There are also serious questions to address about who gets to judge the performance of agencies. According to a Slate interview with Bar-Yam, one example of such an improved model would be:

…one that understands that duplication and competition among NGOs is not a bad thing, so long as organizations are rewarded with donor money for delivering effective solutions.  And those solutions can only be determined by Haitians themselves…”  (emphasis added)

This idea seems to have some resonance with “cash on delivery” – an innovation from the development side of the system. Of course any attempt to apply this principle to humanitarian aid needs a lot more thought – and it is just one suggestion – but it is certainly an intriguing one. There are no doubt more such ideas to consider.
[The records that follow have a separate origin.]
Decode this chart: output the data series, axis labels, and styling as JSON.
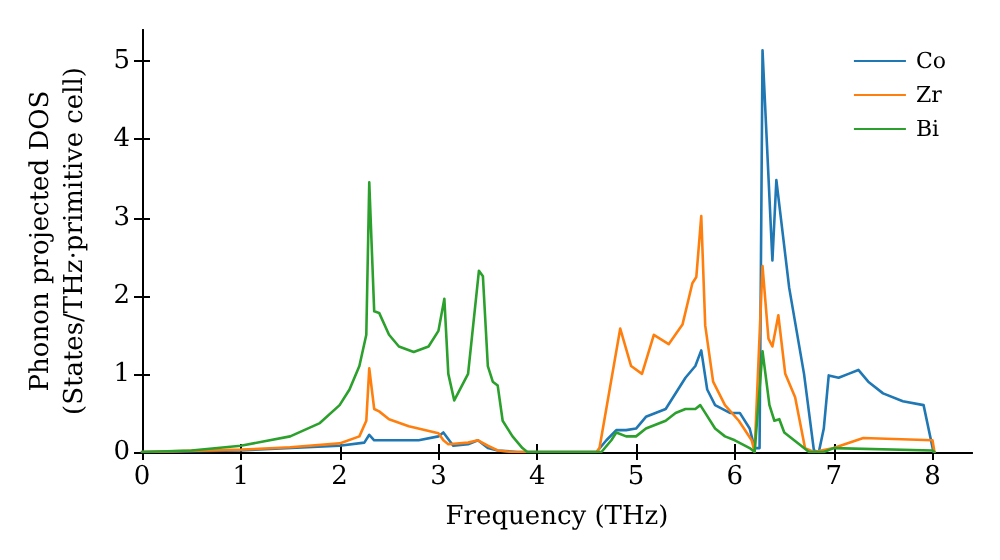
{
  "chart_data": {
    "type": "line",
    "xlabel": "Frequency (THz)",
    "ylabel": "Phonon projected DOS\n(States/THz·primitive cell)",
    "xlim": [
      0,
      8.4
    ],
    "xticks": [
      0,
      1,
      2,
      3,
      4,
      5,
      6,
      7,
      8
    ],
    "ylim": [
      0,
      5.4
    ],
    "yticks": [
      0,
      1,
      2,
      3,
      4,
      5
    ],
    "grid": false,
    "legend": "top right",
    "marker": "none",
    "line_style": "solid",
    "series": [
      {
        "name": "Co",
        "color": "#1f77b4",
        "x": [
          0,
          1,
          2,
          2.25,
          2.3,
          2.35,
          2.8,
          3.0,
          3.05,
          3.15,
          3.3,
          3.4,
          3.5,
          3.6,
          3.8,
          4.6,
          4.7,
          4.8,
          4.9,
          5.0,
          5.1,
          5.3,
          5.5,
          5.6,
          5.66,
          5.72,
          5.8,
          5.95,
          6.05,
          6.15,
          6.2,
          6.25,
          6.28,
          6.38,
          6.42,
          6.55,
          6.7,
          6.8,
          6.85,
          6.9,
          6.95,
          7.05,
          7.15,
          7.25,
          7.35,
          7.5,
          7.7,
          7.91,
          8.01
        ],
        "values": [
          0,
          0.02,
          0.08,
          0.12,
          0.22,
          0.15,
          0.15,
          0.2,
          0.25,
          0.08,
          0.1,
          0.15,
          0.05,
          0.02,
          0,
          0,
          0.15,
          0.28,
          0.28,
          0.3,
          0.45,
          0.55,
          0.95,
          1.1,
          1.3,
          0.8,
          0.6,
          0.5,
          0.5,
          0.3,
          0.05,
          0.05,
          5.14,
          2.45,
          3.48,
          2.1,
          1.0,
          0.02,
          0,
          0.3,
          0.98,
          0.95,
          1.0,
          1.05,
          0.9,
          0.75,
          0.65,
          0.6,
          0
        ]
      },
      {
        "name": "Zr",
        "color": "#ff7f0e",
        "x": [
          0,
          1,
          1.5,
          2.0,
          2.2,
          2.27,
          2.3,
          2.35,
          2.4,
          2.5,
          2.7,
          3.0,
          3.05,
          3.1,
          3.3,
          3.4,
          3.5,
          3.6,
          3.75,
          4.6,
          4.63,
          4.84,
          4.95,
          5.06,
          5.18,
          5.33,
          5.47,
          5.57,
          5.61,
          5.66,
          5.7,
          5.78,
          5.9,
          6.04,
          6.17,
          6.2,
          6.28,
          6.34,
          6.38,
          6.44,
          6.51,
          6.61,
          6.71,
          6.8,
          7.0,
          7.3,
          8.0,
          8.02
        ],
        "values": [
          0,
          0.03,
          0.06,
          0.11,
          0.2,
          0.4,
          1.07,
          0.55,
          0.52,
          0.42,
          0.33,
          0.24,
          0.15,
          0.1,
          0.12,
          0.15,
          0.08,
          0.02,
          0,
          0,
          0.05,
          1.58,
          1.1,
          1.0,
          1.5,
          1.38,
          1.63,
          2.16,
          2.24,
          3.02,
          1.62,
          0.9,
          0.6,
          0.4,
          0.15,
          0,
          2.38,
          1.45,
          1.35,
          1.75,
          1.0,
          0.7,
          0.05,
          0,
          0.05,
          0.18,
          0.15,
          0
        ]
      },
      {
        "name": "Bi",
        "color": "#2ca02c",
        "x": [
          0,
          0.5,
          1,
          1.5,
          1.8,
          2.0,
          2.1,
          2.2,
          2.27,
          2.3,
          2.35,
          2.4,
          2.5,
          2.6,
          2.75,
          2.9,
          3.0,
          3.06,
          3.1,
          3.16,
          3.3,
          3.41,
          3.45,
          3.5,
          3.55,
          3.6,
          3.65,
          3.75,
          3.85,
          3.9,
          4.65,
          4.75,
          4.8,
          4.9,
          5.0,
          5.1,
          5.3,
          5.4,
          5.5,
          5.6,
          5.65,
          5.7,
          5.8,
          5.9,
          6.0,
          6.15,
          6.2,
          6.28,
          6.35,
          6.4,
          6.45,
          6.5,
          6.6,
          6.7,
          6.75,
          6.9,
          7.0,
          8.0,
          8.02
        ],
        "values": [
          0,
          0.02,
          0.08,
          0.2,
          0.37,
          0.6,
          0.8,
          1.1,
          1.5,
          3.45,
          1.8,
          1.78,
          1.5,
          1.35,
          1.28,
          1.35,
          1.55,
          1.96,
          1.0,
          0.66,
          1.0,
          2.32,
          2.25,
          1.1,
          0.9,
          0.85,
          0.4,
          0.2,
          0.05,
          0,
          0,
          0.15,
          0.25,
          0.2,
          0.2,
          0.3,
          0.4,
          0.5,
          0.55,
          0.55,
          0.6,
          0.5,
          0.3,
          0.2,
          0.15,
          0.05,
          0,
          1.29,
          0.6,
          0.4,
          0.42,
          0.25,
          0.15,
          0.05,
          0,
          0,
          0.05,
          0.02,
          0
        ]
      }
    ]
  }
}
What does seem clear is that this kind of incentives-focused thinking needs to play a central role in the current round of efforts on humanitarian performance and reform, if we are serious about change.

In Groundhog Day, Bill Murray’s character was only able to end his continuous loop of the same day when he started putting his own interests to one side. He ended the cycle when he stopped being arrogant and duplicitous, stopped trying to ‘win’, and started acting in the interests of the greater good in a simple and honest way.

Groundhog Day is a fable, of course, and to many it may appear a rather sentimental one. But it also contains a lesson that international humanitarian actors would do well to heed.